Rebecca Koster, left, was the victim of a murder allegedly...

Rebecca Koster, left, was the victim of a murder allegedly committed by Evan Ganthier, right. Credit: Handout, Handout

One of the knife wounds that killed a Medford woman who was later found mutilated and on fire in Connecticut pierced her skin next to her belly button, yet sliced into the left side of her liver, a medical examiner testified Friday.

Dr. Harold Carver, the recently retired Connecticut chief medical examiner, struggled during cross-examination to explain how that could happen to Rebecca Koster, 24.

Carver acknowledged that Dr. Ira Kanfer, who performed the autopsy in December 2009, did not document the path the knife took in Koster's body, nor did he measure the depth of the injury to her liver.

It was Carver's second day on the witness stand at the trial of Evans Ganthier, 33, of Port Jefferson Station, before State Supreme Court Justice Richard Ambro. Ganthier is charged with second-degree murder.

Defense attorney William Keahon had Carver mark the places where he said Koster was stabbed. Keahon borrowed Carver's brass-handled cane to note the distance between the external wound and the liver in a photograph shown on a screen.

Carver said the stomach would normally be between the stab wound and the liver, but there was no record of any injury to the stomach.

Police say Ganthier told them that Koster tripped in his garage and hit the floor hard and died.
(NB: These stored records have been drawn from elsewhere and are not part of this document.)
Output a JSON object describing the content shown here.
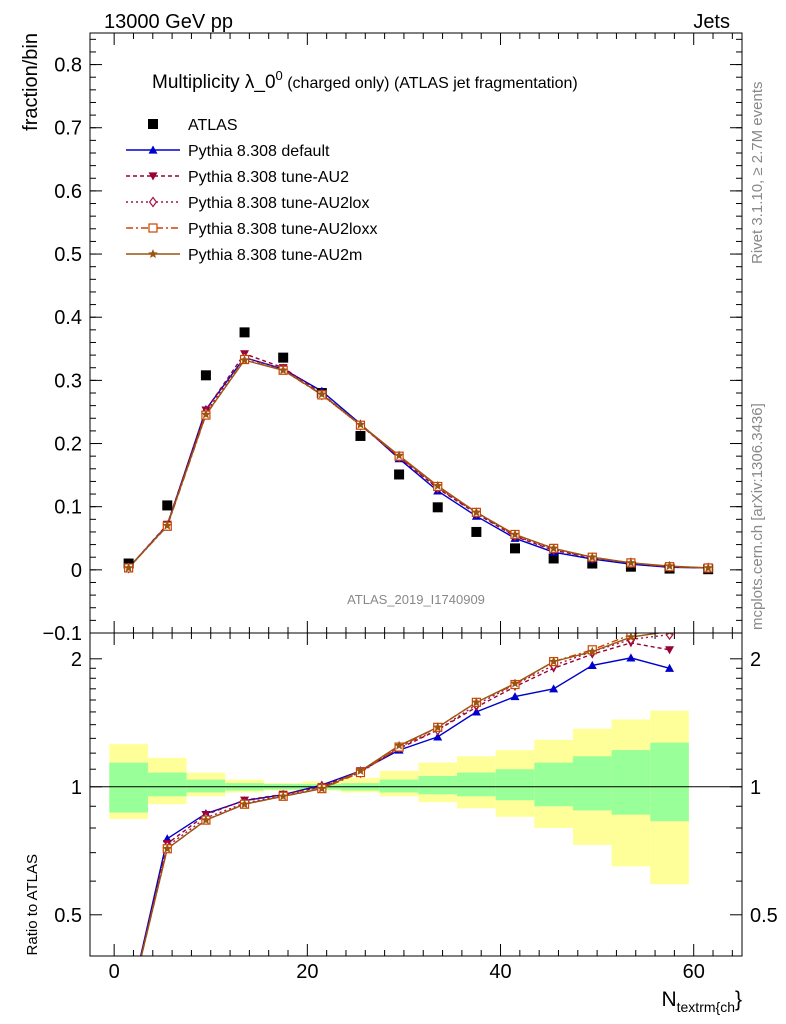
{
  "header": {
    "left": "13000 GeV pp",
    "right": "Jets"
  },
  "side": {
    "rivet": "Rivet 3.1.10, ≥ 2.7M events",
    "mcplots": "mcplots.cern.ch [arXiv:1306.3436]"
  },
  "watermark": "ATLAS_2019_I1740909",
  "chart_data": [
    {
      "type": "line",
      "title": "Multiplicity λ_0",
      "title_sup": "0",
      "title_suffix": " (charged only) (ATLAS jet fragmentation)",
      "ylabel": "fraction/bin",
      "xlabel": "",
      "xlim": [
        -2.5,
        65
      ],
      "ylim": [
        -0.1,
        0.85
      ],
      "yticks": [
        -0.1,
        0,
        0.1,
        0.2,
        0.3,
        0.4,
        0.5,
        0.6,
        0.7,
        0.8
      ],
      "ytick_labels": [
        "−0.1",
        "0",
        "0.1",
        "0.2",
        "0.3",
        "0.4",
        "0.5",
        "0.6",
        "0.7",
        "0.8"
      ],
      "x": [
        1.5,
        5.5,
        9.5,
        13.5,
        17.5,
        21.5,
        25.5,
        29.5,
        33.5,
        37.5,
        41.5,
        45.5,
        49.5,
        53.5,
        57.5,
        61.5
      ],
      "series": [
        {
          "name": "ATLAS",
          "color": "#000000",
          "marker": "square",
          "dash": "none",
          "values": [
            0.01,
            0.102,
            0.308,
            0.376,
            0.336,
            0.28,
            0.212,
            0.151,
            0.099,
            0.06,
            0.034,
            0.018,
            0.01,
            0.005,
            0.002,
            0.001
          ]
        },
        {
          "name": "Pythia 8.308 default",
          "color": "#0000cc",
          "marker": "triangle",
          "dash": "none",
          "values": [
            0.003,
            0.071,
            0.254,
            0.336,
            0.318,
            0.283,
            0.231,
            0.176,
            0.125,
            0.085,
            0.05,
            0.028,
            0.017,
            0.009,
            0.004,
            0.003
          ]
        },
        {
          "name": "Pythia 8.308 tune-AU2",
          "color": "#990033",
          "marker": "triangledown",
          "dash": "4,3",
          "values": [
            0.003,
            0.072,
            0.253,
            0.342,
            0.32,
            0.279,
            0.229,
            0.178,
            0.129,
            0.089,
            0.053,
            0.031,
            0.019,
            0.011,
            0.005,
            0.003
          ]
        },
        {
          "name": "Pythia 8.308 tune-AU2lox",
          "color": "#aa1144",
          "marker": "diamond",
          "dash": "2,3",
          "values": [
            0.003,
            0.07,
            0.249,
            0.336,
            0.318,
            0.277,
            0.229,
            0.179,
            0.13,
            0.09,
            0.054,
            0.032,
            0.019,
            0.011,
            0.005,
            0.003
          ]
        },
        {
          "name": "Pythia 8.308 tune-AU2loxx",
          "color": "#cc4400",
          "marker": "squareopen",
          "dash": "7,3,2,3",
          "values": [
            0.003,
            0.069,
            0.245,
            0.333,
            0.316,
            0.277,
            0.229,
            0.18,
            0.132,
            0.091,
            0.056,
            0.034,
            0.02,
            0.011,
            0.005,
            0.003
          ]
        },
        {
          "name": "Pythia 8.308 tune-AU2m",
          "color": "#995511",
          "marker": "star",
          "dash": "none",
          "values": [
            0.003,
            0.07,
            0.246,
            0.332,
            0.316,
            0.278,
            0.23,
            0.181,
            0.133,
            0.091,
            0.056,
            0.034,
            0.02,
            0.011,
            0.006,
            0.003
          ]
        }
      ]
    },
    {
      "type": "line",
      "title": "",
      "ylabel": "Ratio to ATLAS",
      "xlabel": "N_textrm{ch}",
      "xlabel_main": "N",
      "xlabel_sub": "textrm{ch",
      "xlabel_tail": "}",
      "xlim": [
        -2.5,
        65
      ],
      "ylim": [
        0.4,
        2.3
      ],
      "xticks": [
        0,
        20,
        40,
        60
      ],
      "xtick_labels": [
        "0",
        "20",
        "40",
        "60"
      ],
      "yticks": [
        0.5,
        1,
        2
      ],
      "ytick_labels": [
        "0.5",
        "1",
        "2"
      ],
      "bins": [
        [
          -0.5,
          3.5
        ],
        [
          3.5,
          7.5
        ],
        [
          7.5,
          11.5
        ],
        [
          11.5,
          15.5
        ],
        [
          15.5,
          19.5
        ],
        [
          19.5,
          23.5
        ],
        [
          23.5,
          27.5
        ],
        [
          27.5,
          31.5
        ],
        [
          31.5,
          35.5
        ],
        [
          35.5,
          39.5
        ],
        [
          39.5,
          43.5
        ],
        [
          43.5,
          47.5
        ],
        [
          47.5,
          51.5
        ],
        [
          51.5,
          55.5
        ],
        [
          55.5,
          59.5
        ]
      ],
      "band_inner": [
        [
          0.87,
          1.14
        ],
        [
          0.95,
          1.08
        ],
        [
          0.97,
          1.04
        ],
        [
          0.98,
          1.02
        ],
        [
          0.985,
          1.015
        ],
        [
          0.985,
          1.015
        ],
        [
          0.98,
          1.02
        ],
        [
          0.97,
          1.04
        ],
        [
          0.96,
          1.06
        ],
        [
          0.95,
          1.08
        ],
        [
          0.93,
          1.1
        ],
        [
          0.9,
          1.14
        ],
        [
          0.88,
          1.18
        ],
        [
          0.86,
          1.22
        ],
        [
          0.83,
          1.27
        ]
      ],
      "band_outer": [
        [
          0.84,
          1.26
        ],
        [
          0.91,
          1.17
        ],
        [
          0.95,
          1.08
        ],
        [
          0.97,
          1.04
        ],
        [
          0.98,
          1.02
        ],
        [
          0.98,
          1.03
        ],
        [
          0.97,
          1.05
        ],
        [
          0.95,
          1.09
        ],
        [
          0.92,
          1.14
        ],
        [
          0.89,
          1.18
        ],
        [
          0.85,
          1.22
        ],
        [
          0.8,
          1.29
        ],
        [
          0.73,
          1.37
        ],
        [
          0.65,
          1.44
        ],
        [
          0.59,
          1.51
        ]
      ],
      "x": [
        1.5,
        5.5,
        9.5,
        13.5,
        17.5,
        21.5,
        25.5,
        29.5,
        33.5,
        37.5,
        41.5,
        45.5,
        49.5,
        53.5,
        57.5
      ],
      "series": [
        {
          "name": "Pythia 8.308 default",
          "color": "#0000cc",
          "marker": "triangle",
          "dash": "none",
          "values": [
            0.3,
            0.755,
            0.865,
            0.928,
            0.958,
            1.01,
            1.09,
            1.22,
            1.31,
            1.5,
            1.63,
            1.7,
            1.93,
            2.01,
            1.9
          ]
        },
        {
          "name": "Pythia 8.308 tune-AU2",
          "color": "#990033",
          "marker": "triangledown",
          "dash": "4,3",
          "values": [
            0.3,
            0.735,
            0.86,
            0.93,
            0.96,
            1.0,
            1.09,
            1.23,
            1.36,
            1.54,
            1.72,
            1.9,
            2.05,
            2.18,
            2.1
          ]
        },
        {
          "name": "Pythia 8.308 tune-AU2lox",
          "color": "#aa1144",
          "marker": "diamond",
          "dash": "2,3",
          "values": [
            0.3,
            0.725,
            0.845,
            0.915,
            0.955,
            1.0,
            1.08,
            1.24,
            1.36,
            1.56,
            1.74,
            1.93,
            2.08,
            2.22,
            2.28
          ]
        },
        {
          "name": "Pythia 8.308 tune-AU2loxx",
          "color": "#cc4400",
          "marker": "squareopen",
          "dash": "7,3,2,3",
          "values": [
            0.3,
            0.715,
            0.835,
            0.91,
            0.95,
            0.99,
            1.08,
            1.24,
            1.38,
            1.58,
            1.74,
            1.97,
            2.1,
            2.28,
            2.38
          ]
        },
        {
          "name": "Pythia 8.308 tune-AU2m",
          "color": "#995511",
          "marker": "star",
          "dash": "none",
          "values": [
            0.3,
            0.715,
            0.835,
            0.91,
            0.95,
            0.99,
            1.09,
            1.25,
            1.38,
            1.58,
            1.75,
            1.97,
            2.08,
            2.25,
            2.32
          ]
        }
      ]
    }
  ]
}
He told detectives he panicked and took the body to Connecticut and mutilated and burned it.

With a photo of the liver's wound on the screen, Carver conceded that although he believed it was caused by a knife, it was possible an abrupt fall could have caused the liver to rip.

At a break in testimony, a smiling Ganthier whispered "thank you" to Keahon.
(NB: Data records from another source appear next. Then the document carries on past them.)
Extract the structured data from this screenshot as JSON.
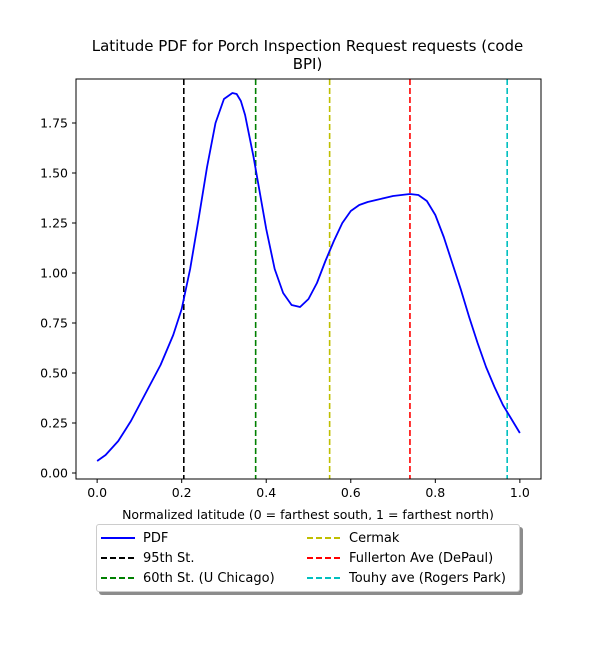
{
  "chart_data": {
    "type": "line",
    "title": "Latitude PDF for Porch Inspection Request  requests (code BPI)",
    "title_lines": [
      "Latitude PDF for Porch Inspection Request  requests (code",
      "BPI)"
    ],
    "xlabel": "Normalized latitude (0 = farthest south, 1 = farthest north)",
    "ylabel": "",
    "xlim": [
      -0.05,
      1.05
    ],
    "ylim": [
      -0.03,
      1.97
    ],
    "xticks": [
      0.0,
      0.2,
      0.4,
      0.6,
      0.8,
      1.0
    ],
    "xtick_labels": [
      "0.0",
      "0.2",
      "0.4",
      "0.6",
      "0.8",
      "1.0"
    ],
    "yticks": [
      0.0,
      0.25,
      0.5,
      0.75,
      1.0,
      1.25,
      1.5,
      1.75
    ],
    "ytick_labels": [
      "0.00",
      "0.25",
      "0.50",
      "0.75",
      "1.00",
      "1.25",
      "1.50",
      "1.75"
    ],
    "grid": false,
    "legend_position": "below",
    "series": [
      {
        "name": "PDF",
        "color": "#0000ff",
        "style": "solid",
        "x": [
          0.0,
          0.02,
          0.05,
          0.08,
          0.1,
          0.13,
          0.15,
          0.18,
          0.2,
          0.22,
          0.24,
          0.26,
          0.28,
          0.3,
          0.32,
          0.33,
          0.34,
          0.35,
          0.37,
          0.38,
          0.4,
          0.42,
          0.44,
          0.46,
          0.48,
          0.5,
          0.52,
          0.54,
          0.56,
          0.58,
          0.6,
          0.62,
          0.64,
          0.66,
          0.68,
          0.7,
          0.72,
          0.74,
          0.76,
          0.78,
          0.8,
          0.82,
          0.84,
          0.86,
          0.88,
          0.9,
          0.92,
          0.94,
          0.96,
          0.98,
          1.0
        ],
        "y": [
          0.06,
          0.09,
          0.16,
          0.26,
          0.34,
          0.46,
          0.54,
          0.69,
          0.82,
          1.02,
          1.27,
          1.53,
          1.75,
          1.87,
          1.9,
          1.895,
          1.86,
          1.79,
          1.58,
          1.46,
          1.22,
          1.02,
          0.9,
          0.84,
          0.83,
          0.87,
          0.95,
          1.06,
          1.16,
          1.25,
          1.31,
          1.34,
          1.355,
          1.365,
          1.375,
          1.385,
          1.39,
          1.395,
          1.39,
          1.36,
          1.29,
          1.18,
          1.05,
          0.92,
          0.78,
          0.65,
          0.53,
          0.43,
          0.34,
          0.27,
          0.2
        ]
      },
      {
        "name": "95th St.",
        "color": "#000000",
        "style": "dashed",
        "vline": 0.205
      },
      {
        "name": "60th St. (U Chicago)",
        "color": "#008000",
        "style": "dashed",
        "vline": 0.375
      },
      {
        "name": "Cermak",
        "color": "#bfbf00",
        "style": "dashed",
        "vline": 0.55
      },
      {
        "name": "Fullerton Ave (DePaul)",
        "color": "#ff0000",
        "style": "dashed",
        "vline": 0.74
      },
      {
        "name": "Touhy ave (Rogers Park)",
        "color": "#00bfbf",
        "style": "dashed",
        "vline": 0.97
      }
    ]
  }
}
Assistant District Attorney Janet Albertson acknowledged the autopsy's shortcomings in asking Carver, "Is it fair to say that Dr. Kanfer could have done a little bit more than he did?"

"Yes, that's fair," Carver answered.

But he agreed with Albertson's suggestion that a knife entering near the belly button could have pierced the liver without traveling through the stomach if Koster were stabbed during a struggle.

"Organs move when you move," Carver said, agreeing that if Koster was bent over when she was stabbed, the liver might have been closer to the navel.

When Keahon expressed doubt about that, Carver said, "All I can tell you is, things move around and it's possible."